The dismissal procedure by agreement of the parties in accordance with the Labor Code of the Russian Federation ends with the issuance work book. An entry in the labor record upon dismissal of an employee by agreement of the parties indicates that the dismissal occurred by agreement of the parties, according to paragraph 1 of article 77 of the Labor Code of the Russian Federation.

Cash payments to an employee

Upon dismissal on the basis of agreement of the parties, the amount of compensation, if any, prescribed in the text of the agreement.

After the termination of the employment relationship, the employer is obliged to pay:

  • Prizes;
  • Salary for all days worked after signing the agreement;
  • All stipulated by law and basic labor agreement compensation;

Dismissal by by agreement of the parties with compensation - the most convenient way termination of employment relationship. In exchange for a financial reward, an employee whose services the employer is not interested in for some reason stops working. This may be an unscheduled decision, or a decision crisis situation when an unreasonably increased staff hinders the development of the company. At the same time, the key point of the contract is disposable payment, which is the employee's motivation for dismissal.

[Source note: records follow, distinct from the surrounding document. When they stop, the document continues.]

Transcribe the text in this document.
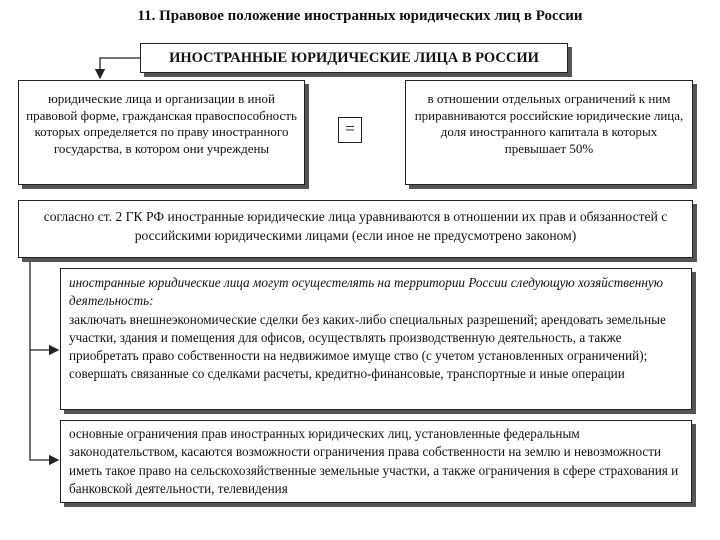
11. Правовое положение иностранных юридических лиц в России
ИНОСТРАННЫЕ ЮРИДИЧЕСКИЕ ЛИЦА В РОССИИ
юридические лица и организации в иной правовой форме, гражданская правоспособность которых определяется по праву иностранного государства, в котором они учреждены
=
в отношении отдельных ограничений к ним приравниваются российские юридические лица, доля иностранного капитала в которых превышает 50%
согласно ст. 2 ГК РФ иностранные юридические лица уравниваются в отношении их прав и обязанностей с российскими юридическими лицами (если иное не предусмотрено законом)
иностранные юридические лица могут осущестелять на территории России следующую хозяйственную деятельность:
заключать внешнеэкономические сделки без каких-либо специальных разрешений; арендовать земельные участки, здания и помещения для офисов, осуществлять производственную деятельность, а также приобретать право собственности на недвижимое имуще ство (с учетом установленных ограничений); совершать связанные со сделками расчеты, кредитно-финансовые, транспортные и иные операции
основные ограничения прав иностранных юридических лиц, установленные федеральным законодательством, касаются возможности ограничения права собственности на землю и невозможности иметь такое право на сельскохозяйственные земельные участки, а также ограничения в сфере страхования и банковской деятельности, телевидения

Often such a payment can amount to several monthly salaries, which are added to the salary in last month work. In any case, the amount of remuneration for voluntary dismissal is always the subject of negotiations between the employer and the employee. It is not legally regulated in any way.

In addition to remuneration and the usual payments that are provided for by the employment contract and the Labor Code, the employee can count on the following: additional payments:

  • material;
  • Vacation pay, if the dismissal occurs after going on paid leave.

Sick leave and dismissal of a disabled employee


If being in labor relations, employee lost working capacity as a result of illness, injury or accident, he can also be dismissed by agreement of the parties. In this case, the employer must fully pay sick leave, during the time when the employee was on the staff.

At the same time, such a dismissal option can be the only beneficial one for both the employee and the employer - a disabled patient receives a substantial amount of funds that he can spend on treatment, and the employer loses a useless employee, whom, moreover, he does not have the right to dismiss.

The same applies to the dismissal of women who are in a state of pregnancy, with the only difference that it has the right to unilaterally terminate the concluded agreement before it enters into force.

Pregnant women to be fired forbids TK, however, the agreement, which cannot be revised, can be supplemented. In addition to the already agreed payment, the employer can offer an additional premium, or another form incentive payment, which will be an additional motivation for dismissal.